See qecsim.model.ErrorModel.generate()

Notes:

  • This method delegates to probability_distribution() to find the probability of I, X, Y, Z operators on each qubit, assuming an IID error model.

property label

See qecsim.model.ErrorModel.label()

property lim

Limit (normalized).

Return type

3-tuple of float

property neg_lim

Negative limit.

Return type

3-tuple of float

property pos

Position.

Return type

float

probability_distribution(probability)

See qecsim.model.ErrorModel.probability_distribution()

property ratio

Ratio.

Return type

3-tuple of float

qecsim.models.generic.DepolarizingErrorModel

class qecsim.models.generic.DepolarizingErrorModel

Bases: qecsim.models.generic._simpleerrormodel.SimpleErrorModel

Implements a depolarizing error model.

The probability distribution for a given error probability p is:

  • (1 - p): I (i.e. no error)

  • p/3: X

  • p/3: Y

  • p/3: Z

generate(code, probability, rng=None)

See qecsim.model.ErrorModel.generate()

Notes:

  • This method delegates to probability_distribution() to find the probability of I, X, Y, Z operators on each qubit, assuming an IID error model.

property label

See qecsim.model.ErrorModel.label()

probability_distribution(probability)

See qecsim.model.ErrorModel.probability_distribution()

qecsim.models.generic.FileErrorModel

class qecsim.models.generic.FileErrorModel(filename, start=0)

Bases: qecsim.model.ErrorModel

Implements a file error model.

In addition to the members defined in qecsim.model.ErrorModel, it provides properties given by additional headers in the file.

The expected file format is new-line delimited JSON + JS comments:

// Comment lines start with //; comment lines are ignored.
// Blank lines are also ignored.
// Non-comment lines are JSON-encoded per line.
//
// Header lines are JSON objects containing one or more keys.
// A dictionary is built from header lines; an exception is raised if keys are repeated across header lines.
// The following header key is required; it gives the marginal error probability per qubit.
{"probability": 0.4}
// The following header key is required; it identifies the algorithm/parameters used to generate the errors.
{"label": "Biased (bias=10)"}
// The following header key is desirable; it gives the (I, X, Y, Z) marginal probability distribution per qubit.
{"probability_distribution": [0.6, 0.018181818181818184, 0.36363636363636365, 0.018181818181818184]}
// Additional header keys are optional; they are added as properties to the error model.
{"bias": 10}
// All header lines must appear before body lines.
//
// Body lines are JSON lists containing a single error per line.
// Each error unpacked using qecsim.paulitools.unpack into a NumPy array in binary symplectic form.
// (The following errors are suitable for the qecsim.models.linear.FiveQubitCode)
["f380", 10]
["2940", 10]
["ce00", 10]
["7bc0", 10]
["8400", 10]
["5280", 10]
["1080", 10]
["d680", 10]
["4a40", 10]
["4a40", 10]

Notes:

  • Header key “probability” is used to validate the error probability assumed in simulations matches that of the generated errors.

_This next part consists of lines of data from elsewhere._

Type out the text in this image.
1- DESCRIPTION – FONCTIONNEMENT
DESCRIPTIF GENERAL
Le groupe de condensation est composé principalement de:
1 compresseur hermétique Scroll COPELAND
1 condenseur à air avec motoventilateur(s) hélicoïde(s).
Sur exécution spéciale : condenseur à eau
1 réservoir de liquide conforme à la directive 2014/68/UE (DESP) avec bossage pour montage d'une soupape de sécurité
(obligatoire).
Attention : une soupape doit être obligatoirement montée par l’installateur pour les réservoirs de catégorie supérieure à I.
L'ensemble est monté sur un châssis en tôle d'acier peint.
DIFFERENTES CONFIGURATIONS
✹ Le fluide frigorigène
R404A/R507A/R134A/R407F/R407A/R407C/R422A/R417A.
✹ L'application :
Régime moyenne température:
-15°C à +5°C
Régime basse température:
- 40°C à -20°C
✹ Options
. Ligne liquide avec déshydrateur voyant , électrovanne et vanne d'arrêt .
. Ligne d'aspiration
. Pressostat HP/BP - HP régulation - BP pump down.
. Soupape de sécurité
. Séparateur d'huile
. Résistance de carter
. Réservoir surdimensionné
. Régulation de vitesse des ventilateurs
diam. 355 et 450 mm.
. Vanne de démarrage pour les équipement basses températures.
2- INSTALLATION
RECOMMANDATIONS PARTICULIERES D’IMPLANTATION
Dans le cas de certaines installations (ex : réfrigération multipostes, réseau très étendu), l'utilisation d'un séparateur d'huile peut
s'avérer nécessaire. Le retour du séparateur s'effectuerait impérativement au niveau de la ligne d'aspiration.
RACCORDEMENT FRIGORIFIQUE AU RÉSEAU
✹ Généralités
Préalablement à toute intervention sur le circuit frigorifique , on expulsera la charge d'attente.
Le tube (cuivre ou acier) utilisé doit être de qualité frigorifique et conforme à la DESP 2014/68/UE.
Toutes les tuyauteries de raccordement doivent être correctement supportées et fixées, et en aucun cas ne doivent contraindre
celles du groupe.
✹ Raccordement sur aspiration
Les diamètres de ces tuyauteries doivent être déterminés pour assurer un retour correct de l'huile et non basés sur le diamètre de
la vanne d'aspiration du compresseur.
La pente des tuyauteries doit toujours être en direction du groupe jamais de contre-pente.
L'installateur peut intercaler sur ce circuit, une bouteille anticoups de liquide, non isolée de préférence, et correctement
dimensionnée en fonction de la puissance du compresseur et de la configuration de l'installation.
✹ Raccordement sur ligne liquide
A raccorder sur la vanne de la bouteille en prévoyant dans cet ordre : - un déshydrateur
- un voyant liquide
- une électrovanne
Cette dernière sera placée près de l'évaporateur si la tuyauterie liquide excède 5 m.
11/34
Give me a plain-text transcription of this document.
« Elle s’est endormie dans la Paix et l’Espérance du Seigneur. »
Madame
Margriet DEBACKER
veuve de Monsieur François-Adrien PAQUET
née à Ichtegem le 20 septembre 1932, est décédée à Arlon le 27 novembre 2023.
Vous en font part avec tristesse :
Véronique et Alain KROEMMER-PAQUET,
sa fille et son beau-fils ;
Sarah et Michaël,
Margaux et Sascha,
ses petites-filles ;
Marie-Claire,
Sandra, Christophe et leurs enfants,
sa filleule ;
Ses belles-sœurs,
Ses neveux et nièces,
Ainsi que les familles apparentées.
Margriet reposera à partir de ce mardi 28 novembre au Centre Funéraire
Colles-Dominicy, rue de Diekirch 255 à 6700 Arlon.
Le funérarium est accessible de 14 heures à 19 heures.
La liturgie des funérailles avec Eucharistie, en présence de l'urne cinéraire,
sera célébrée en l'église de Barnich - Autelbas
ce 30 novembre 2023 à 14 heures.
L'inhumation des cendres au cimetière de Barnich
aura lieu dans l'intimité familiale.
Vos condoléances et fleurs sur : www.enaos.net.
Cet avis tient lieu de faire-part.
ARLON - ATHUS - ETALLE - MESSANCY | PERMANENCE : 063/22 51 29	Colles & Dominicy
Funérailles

  • Header key “label” is used to identify simulations that can be merged for statistical purposes.

  • Header key “probability_distribution” is used to make that information available to decoders that make use of it.

  • Extra header keys are made available as object attributes to decoders that make use of them. The key format must be a valid Python attribute name, not start with an underscore, and not shadow an existing attribute.

__init__(filename, start=0)

Initialise new file error model.

Parameters

  • filename (str or path-like) – Name of file containing generated errors.

  • start (int) – Index of first error to serve. (default=0)

Raises

  • ValueError – if start is not >=0.

  • OSError – if filename cannot be opened for reading.

  • ValueError – if file parsing fails.

  • EOFError – if start error unavailable.

  • TypeError – if any parameter is of an invalid type.

generate(code, probability, rng=None)

Return next error from file.

Parameters

  • code (StabilizerCode) – Stabilizer code.

  • probability (float) – Overall probability of an error on a single qubit.

  • rng (numpy.random.Generator) – Random number generator. (default=None, ignored)

Returns

Next error as binary symplectic vector.

Return type

numpy.array (1d)

Raises

  • ValueError – if probability does not equal probability given in file header.

  • EOFError – if next error unavailable.

  • ValueError – if file parsing fails.

  • ValueError – if length of error is inconsistent with number of qubits in code.

property label

See qecsim.model.ErrorModel.label()

probability_distribution(probability)

Return the single-qubit probability distribution amongst Pauli I, X, Y and Z.

Parameters

probability (float) – Overall probability of an error on a single qubit.

Returns

Tuple of probability distribution in the format (Pr(I), Pr(X), Pr(Y), Pr(Z)).

Return type

4-tuple of float

Raises

  • ValueError – if probability does not equal probability given in file header.

  • ValueError – if probability_distribution not given in file header.

qecsim.models.generic.PhaseFlipErrorModel

class qecsim.models.generic.PhaseFlipErrorModel

Bases: qecsim.models.generic._simpleerrormodel.SimpleErrorModel

Implements a phase-flip error model.

The probability distribution for a given error probability p is:

  • (1 - p): I (i.e. no error)

  • 0: X

  • 0: Y

  • p: Z

generate(code, probability, rng=None)

See qecsim.model.ErrorModel.generate()

Notes:

  • This method delegates to probability_distribution() to find the probability of I, X, Y, Z operators on each qubit, assuming an IID error model.

property label

See qecsim.model.ErrorModel.label()

probability_distribution(probability)

See qecsim.model.ErrorModel.probability_distribution()

qecsim.models.generic.NaiveDecoder

class qecsim.models.generic.NaiveDecoder(max_qubits=10)

Bases: qecsim.model.Decoder

Implements a naive decoder.

Decoding algorithm:

  • Naively iterate through all possible errors, in ascending weight, and resolve to the first error that matches the syndrome.

Notes:

  • Slow for large numbers of qubits and high weights.

__init__(max_qubits=10)

Initialise new naive decoder.

Notes:

  • As this decoder is slow for large number of qubits, it is restricted by default. Set max_qubits to override.

Parameters

max_qubits (int or None) – Maximum supported number of physical qubits. (default=10, unrestricted=falsy)

Raises

  • ValueError – if max_qubits is not falsy or > 0.

  • TypeError – if any parameter is of an invalid type.

decode(code, syndrome, **kwargs)

See qecsim.model.Decoder.decode()

Raises

ValueError – if qubits in code exceeds max_qubits.

property label

See qecsim.model.Decoder.label()